Computing Conditional Shapley Values Using Tabular Foundation Models
This addresses the problem of slow Shapley value computation for AI practitioners, offering a faster method with competitive accuracy, though it is incremental as it builds on existing models.
The paper tackled the computational expense of computing Shapley values for explainable AI by using tabular foundation models like TabPFN to approximate conditional expectations without retraining, resulting in best or near-best performance in most cases at a fraction of the runtime.
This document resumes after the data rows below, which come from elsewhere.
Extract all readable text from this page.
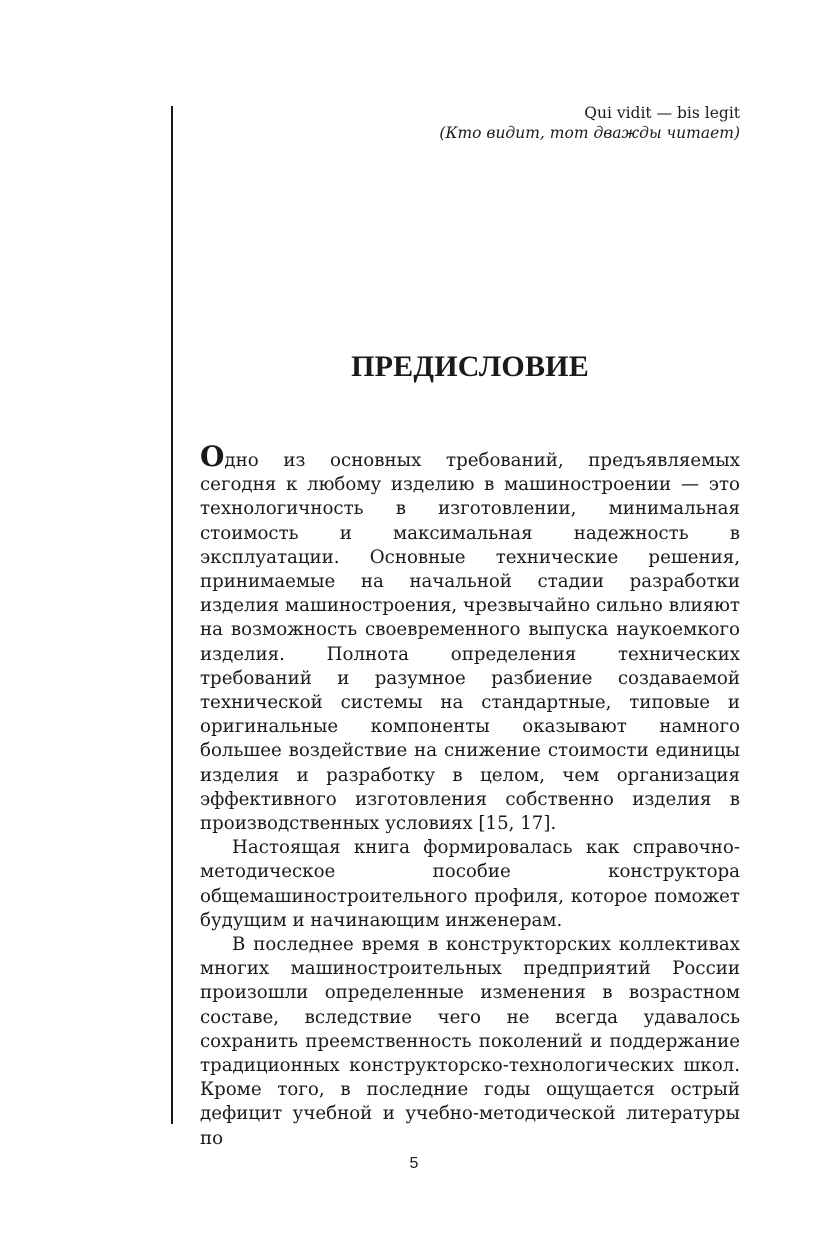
Qui vidit — bis legit
(Кто видит, тот дважды читает)
ПРЕДИСЛОВИЕ

Одно из основных требований, предъявляемых сегодня к любому изделию в машиностроении — это технологичность в изготовлении, минимальная стоимость и максимальная надежность в эксплуатации. Основные технические решения, принимаемые на начальной стадии разработки изделия машиностроения, чрезвычайно сильно влияют на возможность своевременного выпуска наукоемкого изделия. Полнота определения технических требований и разумное разбиение создаваемой технической системы на стандартные, типовые и оригинальные компоненты оказывают намного большее воздействие на снижение стоимости единицы изделия и разработку в целом, чем организация эффективного изготовления собственно изделия в производственных условиях [15, 17].

Настоящая книга формировалась как справочно-методическое пособие конструктора общемашиностроительного профиля, которое поможет будущим и начинающим инженерам.

В последнее время в конструкторских коллективах многих машиностроительных предприятий России произошли определенные изменения в возрастном составе, вследствие чего не всегда удавалось сохранить преемственность поколений и поддержание традиционных конструкторско-технологических школ. Кроме того, в последние годы ощущается острый дефицит учебной и учебно-методической литературы по

5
Shapley values have become a cornerstone of explainable AI, but they are computationally expensive to use, especially when features are dependent. Evaluating them requires approximating a large number of conditional expectations, either via Monte Carlo integration or regression. Until recently it has not been possible to fully exploit deep learning for the regression approach, because retraining for each conditional expectation takes too long. Tabular foundation models such as TabPFN overcome this computational hurdle by leveraging in-context learning, so each conditional expectation can be approximated without any re-training. In this paper, we compute Shapley values with multiple variants of TabPFN and compare their performance with state-of-the-art methods on both simulated and real datasets. In most cases, TabPFN yields the best performance; where it does not, it is only marginally worse than the best method, at a fraction of the runtime. We discuss further improvements and how tabular foundation models can be better adapted specifically for conditional Shapley value estimation.